- Born: October 24, 1961
- Education: University at Albany, State University of New York
- Scientific career
- Workplaces: Rensselaer Polytechnic Institute
- Thesis: A particle accelerator based study of major and trace element diffusion in minerals (1990)

= Daniele Cherniak =

Geochemist

Daniele Cherniak is an American geochemist known for her work on using particle beams for geochemical analysis on small scales. She was elected a fellow of the American Geophysical Union in 2021.

== Education and career ==
Cherniak grew up in Cohoes, New York and went to Keveny Memorial Academy. In 1983, Cherniak received her undergraduate degree from Union College and went on to earn her Ph.D. in physics at the University at Albany, SUNY in 1990. As of 2021, she is a research professor at Rensselaer Polytechnic Institute and works at the Ion Beam Lab at the University at Albany.

== Research ==
Cherniak is known for her research on rock-forming minerals, specifically on atomic diffusion in these minerals. She established the use of ion implantation to place lead into minerals followed by the use of Rutherford backscattering spectrometry to obtain diffusion profiles, which she first applied to measurements in apatite and zircon, and has subsequently applied to other minerals. She has also examined the diffusion of rare-earth elements, tetravalent cations, and oxygen into zircon. Her work on argon showed that the degassing of Earth is slower than expected. Much of her work is collaborative projects with E. Bruce Watson. In 2020, she began a project working with scientists Union College on a study of radioactive decay which will improve both disposal of nuclear waste and increase precision of dating material that is billions of years old.

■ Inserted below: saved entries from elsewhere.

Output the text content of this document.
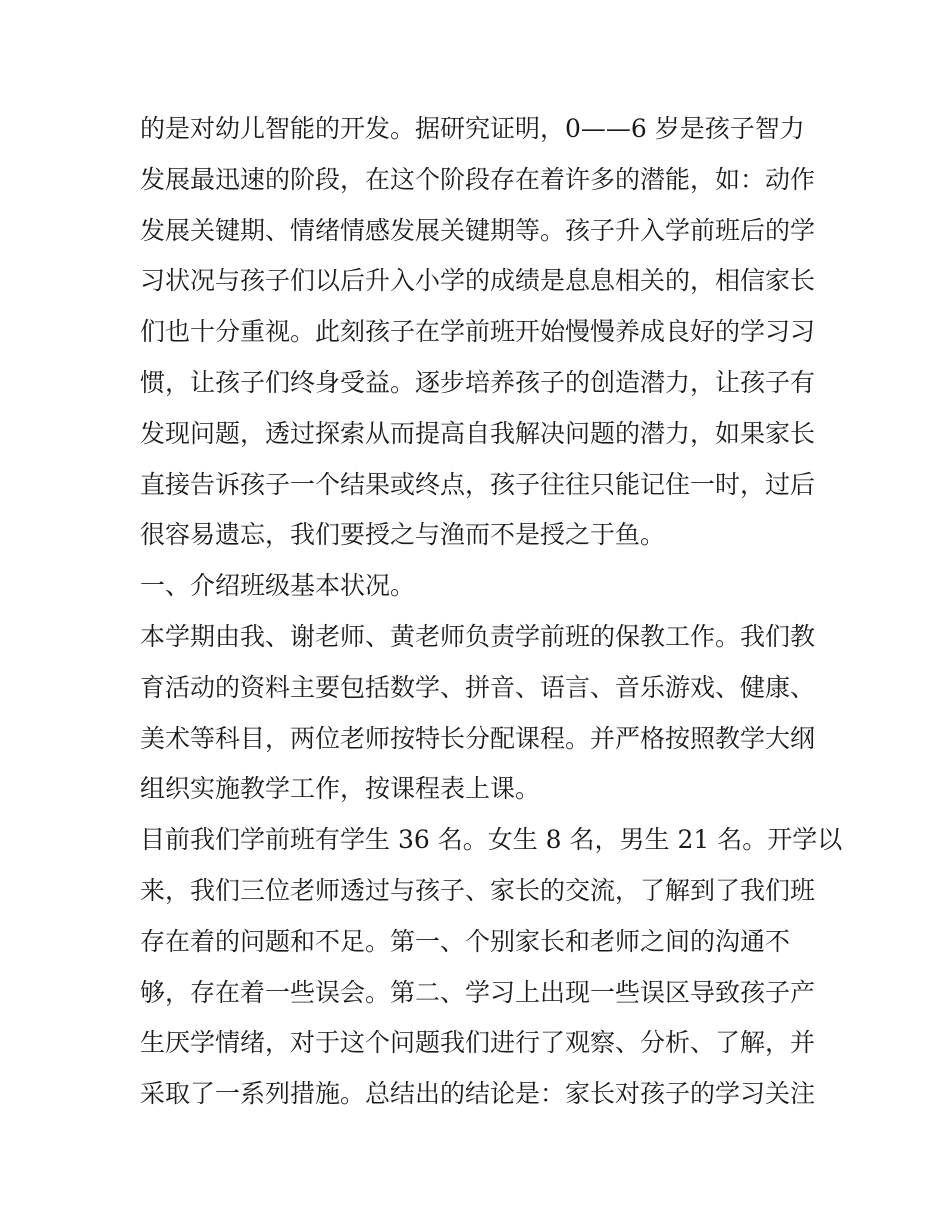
的是对幼儿智能的开发。据研究证明，0——6 岁是孩子智力
发展最迅速的阶段，在这个阶段存在着许多的潜能，如：动作
发展关键期、情绪情感发展关键期等。孩子升入学前班后的学
习状况与孩子们以后升入小学的成绩是息息相关的，相信家长
们也十分重视。此刻孩子在学前班开始慢慢养成良好的学习习
惯，让孩子们终身受益。逐步培养孩子的创造潜力，让孩子有
发现问题，透过探索从而提高自我解决问题的潜力，如果家长
直接告诉孩子一个结果或终点，孩子往往只能记住一时，过后
很容易遗忘，我们要授之与渔而不是授之于鱼。
一、介绍班级基本状况。
本学期由我、谢老师、黄老师负责学前班的保教工作。我们教
育活动的资料主要包括数学、拼音、语言、音乐游戏、健康、
美术等科目，两位老师按特长分配课程。并严格按照教学大纲
组织实施教学工作，按课程表上课。
目前我们学前班有学生 36 名。女生 8 名，男生 21 名。开学以
来，我们三位老师透过与孩子、家长的交流，了解到了我们班
存在着的问题和不足。第一、个别家长和老师之间的沟通不
够，存在着一些误会。第二、学习上出现一些误区导致孩子产
生厌学情绪，对于这个问题我们进行了观察、分析、了解，并
采取了一系列措施。总结出的结论是：家长对孩子的学习关注
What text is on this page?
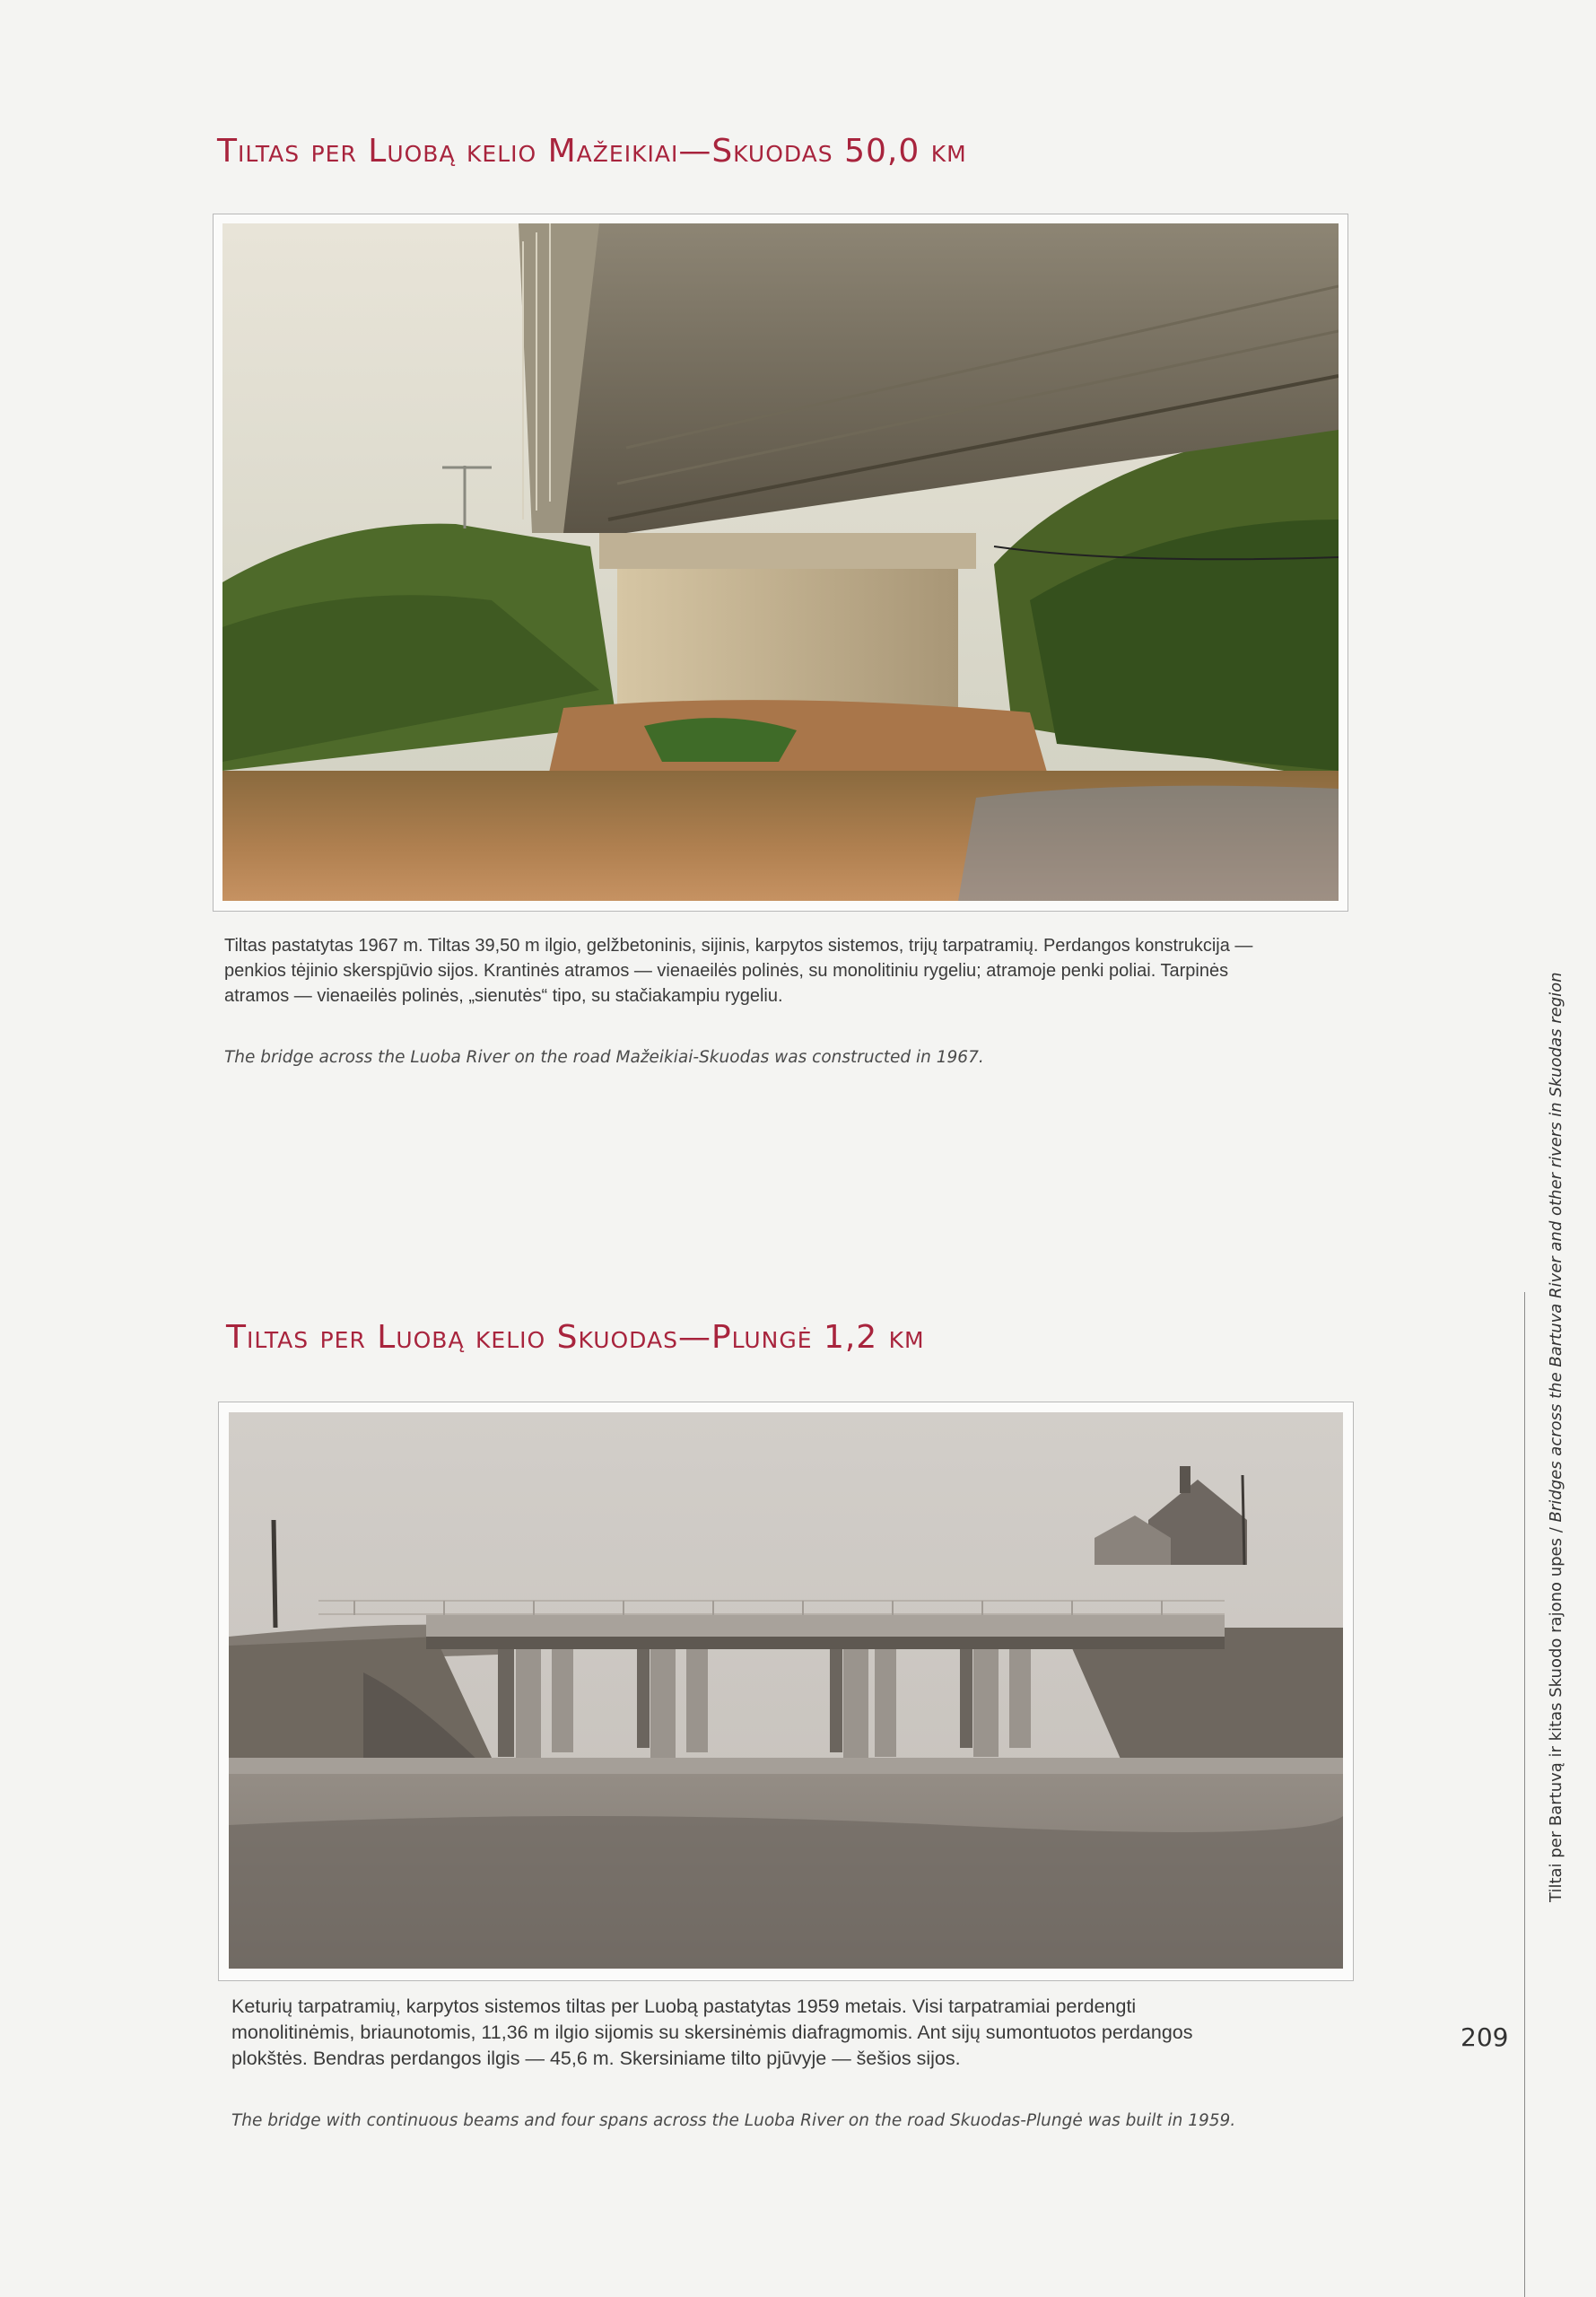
Tiltas per Luobą kelio Mažeikiai—Skuodas 50,0 km
Tiltas pastatytas 1967 m. Tiltas 39,50 m ilgio, gelžbetoninis, sijinis, karpytos sistemos, trijų tarpatramių. Perdangos konstrukcija — penkios tėjinio skerspjūvio sijos. Krantinės atramos — vienaeilės polinės, su monolitiniu rygeliu; atramoje penki poliai. Tarpinės atramos — vienaeilės polinės, „sienutės“ tipo, su stačiakampiu rygeliu.
The bridge across the Luoba River on the road Mažeikiai-Skuodas was constructed in 1967.
Tiltas per Luobą kelio Skuodas—Plungė 1,2 km
Keturių tarpatramių, karpytos sistemos tiltas per Luobą pastatytas 1959 metais. Visi tarpatramiai perdengti monolitinėmis, briaunotomis, 11,36 m ilgio sijomis su skersinėmis diafragmomis. Ant sijų sumontuotos perdangos plokštės. Bendras perdangos ilgis — 45,6 m. Skersiniame tilto pjūvyje — šešios sijos.
The bridge with continuous beams and four spans across the Luoba River on the road Skuodas-Plungė was built in 1959.
Tiltai per Bartuvą ir kitas Skuodo rajono upes / Bridges across the Bartuva River and other rivers in Skuodas region
209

== Selected publications ==

- Cherniak, Daniele J. (1994). "A study of strontium diffusion in plagioclase using Rutherford backscattering spectroscopy"
- Cherniak, D. J. (1997). "Diffusion of tetravalent cations in zircon"
- Hanchar, John M. (2001). "Rare earth elements in synthetic zircon: Part 1. Synthesis, and rare earth element and phosphorus doping"
- Cherniak, D.J (2001). "Pb diffusion in zircon"
- Cherniak, Daniele J. (2003). "Diffusion in Zircon"

== Awards and honors ==

- Fellow, Geochemical Society (2010)
- Fellow, American Geophysical Union (2021)
- Walt Westman Award, National Organization of Gay and Lesbian Scientists and Technical Professionals (2021)

== Personal life ==
Cherniak started running cross country while in high school and continued to run while at Union College. Cherniak runs in ultramarathons and has earned team bronze medals in 1998 and 2000 in the IAU 100 km World Championships. Her local running club, Hudson Mohawk Road Runners Club, elected her to their hall of fame for her running accomplishments, the first woman to receive this honor.

Cherniak also volunteers for the Spindle City Historic Society in Cohoes, New York and has been recognized for her work in historic preservation in the area, especially in the restoration of parts of the Erie Canal.